The second composition was applied onto the dried primer layer to form a drug-polymer polymer layer using the same spraying technique and equipment used for the primer layer. About 97 μg of the wet coating was applied, followed by drying at about 50° C. for about 2 hours. The total amount of solids of the drug-polymer layer was about 494 μg, corresponding to an average thickness on the stent of about 5.3 μm.

A third, topcoat composition was prepared by mixing the following components:

- (a) about 1.2 g of a 10 mass % solution of KYNAR-FLEX 2800 in acetone;
- (b) about 1.89 g of additional acetone;
- (c) about 5.94 g of cyclohexanone; and
- (d) about 2.97 g of AMS FLUX REMOVER.

The topcoat composition was applied by spraying using an EFD 7803 spray valve with 0.014 inch fan nozzle to form a topcoat layer, followed by drying. The nozzle temperature was at ambient temperature with a feed pressure of about 0.2 atm (3 psi) and an atomization pressure of about 1 atm (15 psi).
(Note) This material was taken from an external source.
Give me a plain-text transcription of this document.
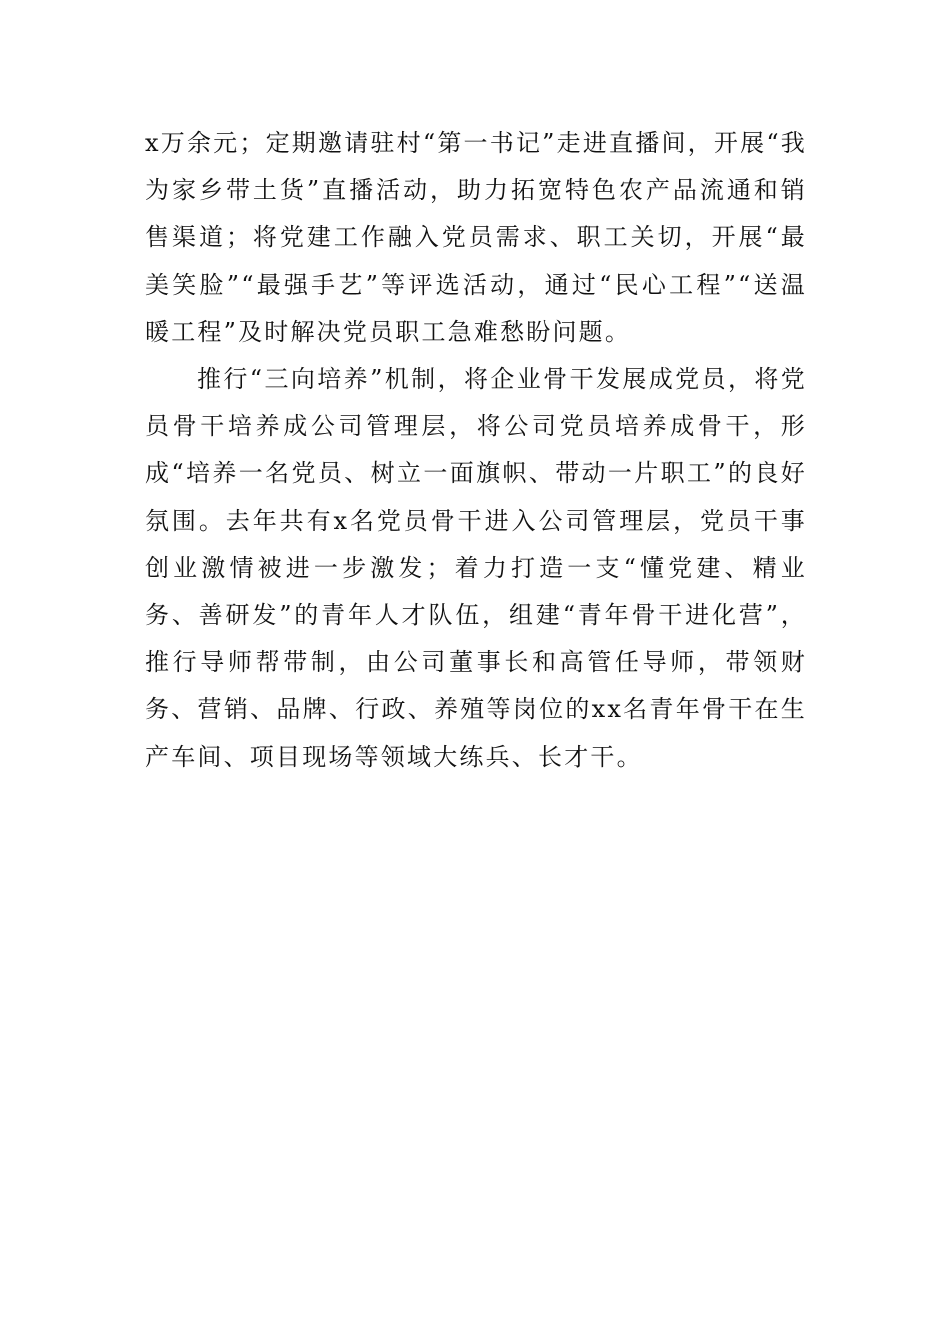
x万余元；定期邀请驻村“第一书记”走进直播间，开展“我为家乡带土货”直播活动，助力拓宽特色农产品流通和销售渠道；将党建工作融入党员需求、职工关切，开展“最美笑脸”“最强手艺”等评选活动，通过“民心工程”“送温暖工程”及时解决党员职工急难愁盼问题。

推行“三向培养”机制，将企业骨干发展成党员，将党员骨干培养成公司管理层，将公司党员培养成骨干，形成“培养一名党员、树立一面旗帜、带动一片职工”的良好氛围。去年共有x名党员骨干进入公司管理层，党员干事创业激情被进一步激发；着力打造一支“懂党建、精业务、善研发”的青年人才队伍，组建“青年骨干进化营”，推行导师帮带制，由公司董事长和高管任导师，带领财务、营销、品牌、行政、养殖等岗位的xx名青年骨干在生产车间、项目现场等领域大练兵、长才干。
The dryer temperature was at ambient temperature with a dryer air pressure of about 2.7 atm (40 psi). An average of about 5 μg per coating pass was applied and an average total of about 60 μg of wet coating was applied. The topcoat layer was baked at about 50° C. for two hours, yielding a total amount of solids of about 55 μg, corresponding to a thickness of about 0.38 μm.

Three stents coated according to this example were tested for their drug-release rate. The stents were immersed in individual, stirred vessels containing a phosphate-buffered saline solution that included about 1 mass % of sodium dodecyl sulfate. The buffer solution had a pH of about 7.4 thermostatted at 37° C. The amount of 17-β estradiol released was determined at measured intervals of time by HPLC. The three stents displayed similar drug-release rates. There was an initial small burst of 17-β estradiol during the first20 hours, after which the release rate became approximately linear. Specifically, about 18% of 17-β estradiol was released after 10 hr, 25% after 20 hr, 30% after 30 hr, 35% after 40 hr, 40% after 50 hr, 43% after 60 hr, and 45% after 70 hr.

While particular embodiments of the present invention have been shown and described, it will be obvious to those skilled in the art that changes and modifications can be made thereto without departing from the invention in its broader aspects. Therefore, the appended claims are to encompass within their scope all such changes and modifications as fall within the true spirit and scope of the present invention.

All of the patent applications and scientific publications referred to herein are incorporated by reference in their entirety in this disclosure.